Ссылки для упрощенного доступа

Кризис и общество: наука в эпоху экономического спада


Ирина Лагунина: Модное в России слово – модернизация. Модное, потому что на эту тему повел разговор российский президент. Но на самом деле модернизация давно назрела, и еще три года назад на нее даже деньги были, были средства создать такое же современное чудо, которое создали некоторые Арабские Эмираты. Впрочем, и в начале кризиса раздавались голоса отдельных экспертов, которые надеялись, что экономический спад – это своего рода возможность выйти из зависимости от сырьевой отрасли, создать что-то более современное, от чего-то полностью отказаться. Словом, модернизировать российскую экономику. Но для этого нужно поддерживать на должном уровне науку. В беседе принимают участие Алексей Кара-Мурза, заведующий отделом Института философии российской Академии наук и болгарский социолог Андрей Райчев. Цикл «Кризис и общество» ведет Игорь Яковенко.

Игорь Яковенко: Доля российских публикаций в научных журналах за последние 10 лет снизилась примерно в полтора раза. Россия сместилась с 8 на 14 место по цитированию научных трудов.

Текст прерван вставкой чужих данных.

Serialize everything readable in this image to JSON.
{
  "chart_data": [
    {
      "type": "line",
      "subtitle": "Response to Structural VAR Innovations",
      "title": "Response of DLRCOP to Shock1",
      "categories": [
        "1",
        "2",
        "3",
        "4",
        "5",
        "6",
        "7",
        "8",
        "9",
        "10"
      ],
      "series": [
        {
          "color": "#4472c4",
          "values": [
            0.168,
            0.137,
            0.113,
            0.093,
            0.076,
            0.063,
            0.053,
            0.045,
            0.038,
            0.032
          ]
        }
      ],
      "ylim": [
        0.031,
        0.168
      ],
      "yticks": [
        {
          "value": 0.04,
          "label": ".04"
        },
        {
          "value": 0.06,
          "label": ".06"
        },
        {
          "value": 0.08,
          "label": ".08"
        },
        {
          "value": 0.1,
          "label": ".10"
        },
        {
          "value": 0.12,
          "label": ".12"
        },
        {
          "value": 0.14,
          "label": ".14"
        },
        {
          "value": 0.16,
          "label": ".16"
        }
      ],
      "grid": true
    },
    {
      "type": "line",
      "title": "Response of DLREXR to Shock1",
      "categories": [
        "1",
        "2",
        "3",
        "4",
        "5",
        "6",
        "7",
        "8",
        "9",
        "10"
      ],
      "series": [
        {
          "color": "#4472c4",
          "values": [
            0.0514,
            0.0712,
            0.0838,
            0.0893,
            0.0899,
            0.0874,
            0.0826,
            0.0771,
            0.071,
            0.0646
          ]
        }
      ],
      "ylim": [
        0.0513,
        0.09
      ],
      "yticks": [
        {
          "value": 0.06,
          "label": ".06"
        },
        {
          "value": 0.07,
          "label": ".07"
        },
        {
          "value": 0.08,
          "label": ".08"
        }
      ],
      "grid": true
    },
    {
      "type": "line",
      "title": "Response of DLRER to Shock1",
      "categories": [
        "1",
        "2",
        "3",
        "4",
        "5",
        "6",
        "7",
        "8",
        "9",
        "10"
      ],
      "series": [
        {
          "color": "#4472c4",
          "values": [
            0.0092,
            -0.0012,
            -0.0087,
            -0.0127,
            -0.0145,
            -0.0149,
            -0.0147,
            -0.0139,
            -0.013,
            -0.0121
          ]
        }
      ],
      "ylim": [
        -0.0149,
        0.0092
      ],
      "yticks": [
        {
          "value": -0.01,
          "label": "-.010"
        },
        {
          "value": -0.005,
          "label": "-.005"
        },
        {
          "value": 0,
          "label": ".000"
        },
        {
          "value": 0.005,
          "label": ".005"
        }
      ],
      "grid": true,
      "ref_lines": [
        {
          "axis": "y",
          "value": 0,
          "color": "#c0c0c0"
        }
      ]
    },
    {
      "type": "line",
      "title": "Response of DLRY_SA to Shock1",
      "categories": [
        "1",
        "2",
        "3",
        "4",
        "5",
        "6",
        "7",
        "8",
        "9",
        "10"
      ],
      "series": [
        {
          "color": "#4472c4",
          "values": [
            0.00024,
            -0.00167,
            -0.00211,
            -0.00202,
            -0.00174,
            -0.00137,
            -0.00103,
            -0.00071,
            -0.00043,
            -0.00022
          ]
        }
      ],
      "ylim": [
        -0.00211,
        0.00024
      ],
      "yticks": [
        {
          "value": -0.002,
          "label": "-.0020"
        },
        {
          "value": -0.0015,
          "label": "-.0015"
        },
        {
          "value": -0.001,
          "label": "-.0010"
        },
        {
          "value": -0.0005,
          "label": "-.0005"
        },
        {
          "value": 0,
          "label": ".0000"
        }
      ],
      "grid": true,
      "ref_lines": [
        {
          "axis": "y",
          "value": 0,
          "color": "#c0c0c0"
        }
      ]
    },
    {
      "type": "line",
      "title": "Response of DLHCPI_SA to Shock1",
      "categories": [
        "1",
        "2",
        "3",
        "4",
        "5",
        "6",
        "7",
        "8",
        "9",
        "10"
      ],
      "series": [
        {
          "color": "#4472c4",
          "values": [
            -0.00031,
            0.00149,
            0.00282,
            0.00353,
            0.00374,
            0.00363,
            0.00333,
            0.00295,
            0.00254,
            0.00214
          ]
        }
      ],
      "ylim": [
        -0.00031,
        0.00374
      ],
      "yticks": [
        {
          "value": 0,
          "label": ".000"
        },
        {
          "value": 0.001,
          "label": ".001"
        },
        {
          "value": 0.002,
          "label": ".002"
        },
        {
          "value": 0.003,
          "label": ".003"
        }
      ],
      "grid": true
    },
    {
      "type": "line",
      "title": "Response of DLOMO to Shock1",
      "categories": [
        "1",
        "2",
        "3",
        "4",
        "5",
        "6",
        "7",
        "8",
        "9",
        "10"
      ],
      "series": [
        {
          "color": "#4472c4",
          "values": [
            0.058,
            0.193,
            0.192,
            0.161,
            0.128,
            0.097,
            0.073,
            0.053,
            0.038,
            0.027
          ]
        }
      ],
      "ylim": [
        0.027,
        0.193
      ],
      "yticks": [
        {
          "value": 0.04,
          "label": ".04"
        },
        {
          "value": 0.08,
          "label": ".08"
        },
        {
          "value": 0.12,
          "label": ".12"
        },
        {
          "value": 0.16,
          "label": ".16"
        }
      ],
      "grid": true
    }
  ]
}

Для сравнения: Китай за этот же период поднялся с 10 на 2 место. Наука возможна в условиях внутренней и внешней свободы, некоей автономии, автономности научного поля, буквально за последний год по этой автономии нанесены несколько серьезных ударов. Это прежде всего закон о науке печально известный, в соответствии с которым президент Российской академии наук назначается президентом Российской Федерации, а президенты отраслевых академий назначаются правительством России. Буквально сейчас на глазах появляющийся закон о московском и питерском университетах, по которому ректоры этих высших учебных заведений назначаются президентом, а не избираются профессурой. И чего можно ждать от науки, когда она превращается в такое мелкое чиновничье ведомство?

Алексей Кара-Мурза: Я в Российской академии наук работаю 30 лет и многое видел, и старые дела, потом перестройку, ельцинские, но никогда такого пренебрежения к науке, как в путинские и последние времена, я, честно говоря, никогда не ощущал, хотя было всякое. Это не только система назначения, назначить можно хорошего человека, но сама процедура обращения с наукой, попытка ее принизить и сделать служанкой политики и административной сферы, такого, честно говоря, никогда не было. Я вам приведу последние примеры, связанные с огосударствлением научного образования. Ведь наука не существует без притока новых научных кадров. Здесь ситуация довольно сложная. Дело в том, что раньше хорошие молодые люди уходили в бизнес, сейчас они уходят в административные, государственные корпорации и так далее. На науку, если я вам назову стипендии или аспирантские стипендии, то, я думаю, просвещенная Европа нас просто не поймет. Поэтому не просто кризис, а на мой взгляд, целенаправленное убиение науки – вот это символ путинской России.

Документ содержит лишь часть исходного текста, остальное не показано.